I agree that the system we operate is too expensive, but the irony is that it is very difficult to change the situation because I don’t think the legislature (both state and federal) are in the mood to change the system. Without the endorsement of the legislature, you cannot change the system. Right now, the lawmakers are not perturbed about the presidential system and there is nothing we can do about it.
Why do you think this is so?
I do not know why they do not want to change the system. Let me ask you, have you heard the legislature complaining that the system we operate in Nigeria is expensive?

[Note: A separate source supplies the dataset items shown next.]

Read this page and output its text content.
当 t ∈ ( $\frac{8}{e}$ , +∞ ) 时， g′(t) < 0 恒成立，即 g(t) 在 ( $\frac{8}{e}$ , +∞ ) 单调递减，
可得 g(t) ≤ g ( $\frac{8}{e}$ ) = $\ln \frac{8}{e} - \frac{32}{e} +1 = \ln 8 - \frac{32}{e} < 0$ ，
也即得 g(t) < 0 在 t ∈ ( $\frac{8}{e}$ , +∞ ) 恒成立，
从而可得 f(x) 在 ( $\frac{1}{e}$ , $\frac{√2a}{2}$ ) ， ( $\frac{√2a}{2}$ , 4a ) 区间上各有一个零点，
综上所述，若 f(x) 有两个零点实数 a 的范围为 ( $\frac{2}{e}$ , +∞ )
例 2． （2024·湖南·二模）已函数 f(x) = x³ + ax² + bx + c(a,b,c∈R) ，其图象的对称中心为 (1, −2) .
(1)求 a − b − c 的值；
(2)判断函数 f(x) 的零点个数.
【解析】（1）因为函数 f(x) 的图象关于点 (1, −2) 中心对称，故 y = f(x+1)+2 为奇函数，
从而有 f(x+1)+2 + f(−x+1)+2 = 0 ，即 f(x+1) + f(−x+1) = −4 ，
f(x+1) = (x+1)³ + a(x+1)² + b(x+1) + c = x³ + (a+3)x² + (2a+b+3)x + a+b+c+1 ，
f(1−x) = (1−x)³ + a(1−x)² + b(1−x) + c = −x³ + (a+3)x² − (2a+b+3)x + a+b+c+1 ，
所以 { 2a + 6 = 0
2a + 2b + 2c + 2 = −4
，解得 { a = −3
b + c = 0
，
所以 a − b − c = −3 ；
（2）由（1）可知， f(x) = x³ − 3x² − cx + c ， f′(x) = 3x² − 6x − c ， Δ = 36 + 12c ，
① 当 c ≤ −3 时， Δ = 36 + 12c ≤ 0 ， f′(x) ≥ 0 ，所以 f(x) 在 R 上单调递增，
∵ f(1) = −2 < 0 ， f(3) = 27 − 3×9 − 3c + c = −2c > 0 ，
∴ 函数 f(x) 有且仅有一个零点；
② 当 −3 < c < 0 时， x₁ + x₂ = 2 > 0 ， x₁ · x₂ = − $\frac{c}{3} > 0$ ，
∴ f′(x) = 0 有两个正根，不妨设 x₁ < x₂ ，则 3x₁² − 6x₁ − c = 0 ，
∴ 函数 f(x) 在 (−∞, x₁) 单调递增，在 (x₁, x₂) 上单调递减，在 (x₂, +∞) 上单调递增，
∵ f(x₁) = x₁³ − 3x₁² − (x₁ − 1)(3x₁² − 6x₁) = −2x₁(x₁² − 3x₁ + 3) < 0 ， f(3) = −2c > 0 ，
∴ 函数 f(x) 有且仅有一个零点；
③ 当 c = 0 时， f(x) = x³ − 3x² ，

So, they are not complaining and it behoves on you to ask the legislature why they are not complaining even though they are aware that what we have now is money-sapping.
Taking into account the tussle between the North and the South over 2015 presidency, coupled with the instability in the country, don’t you think Nigeria is at the edge of a precipice?
I have never entertained any feeling that this country is going to break up in 2015 or in the foreseeable future. I am basing my conclusion on the fact that the ordinary Nigerian from the North and South interact peacefully with one another in the markets and other public places. This means that all talk of Nigeria breaking up is coming from a few disgruntled individuals who constitute an insignificant percentage of the population of our country.
Do you agree that there is bad blood between political leaders of the North and South, which may result in an upheaval in or before 2015?
I do not hold such a view. Let me also add that anybody who is talking about 2015 presidency barely one year from the beginning of this dispensation is an enemy of Nigeria because what Nigeria requires at the moment is for the people to concentrate their attention on urging our rulers to fulfil their campaign promises. We should devote our time and energy to ensuring that those in power bring positive change to the country. Any debate about 2015 at this moment is diversionary.
Do you think Nigeria is capable of overcoming the mounting security challenges facing it?
Many countries faced security challenges bigger than our own. We heard of the British situation in Northern Ireland, which persisted for over 50 years and claimed more lives than we have seen in Nigeria. But that is now history. The situation in Algeria was more serious than what we have today. Now, peace and stability reigns in Algeria. So, our own problem shall, one day, become history.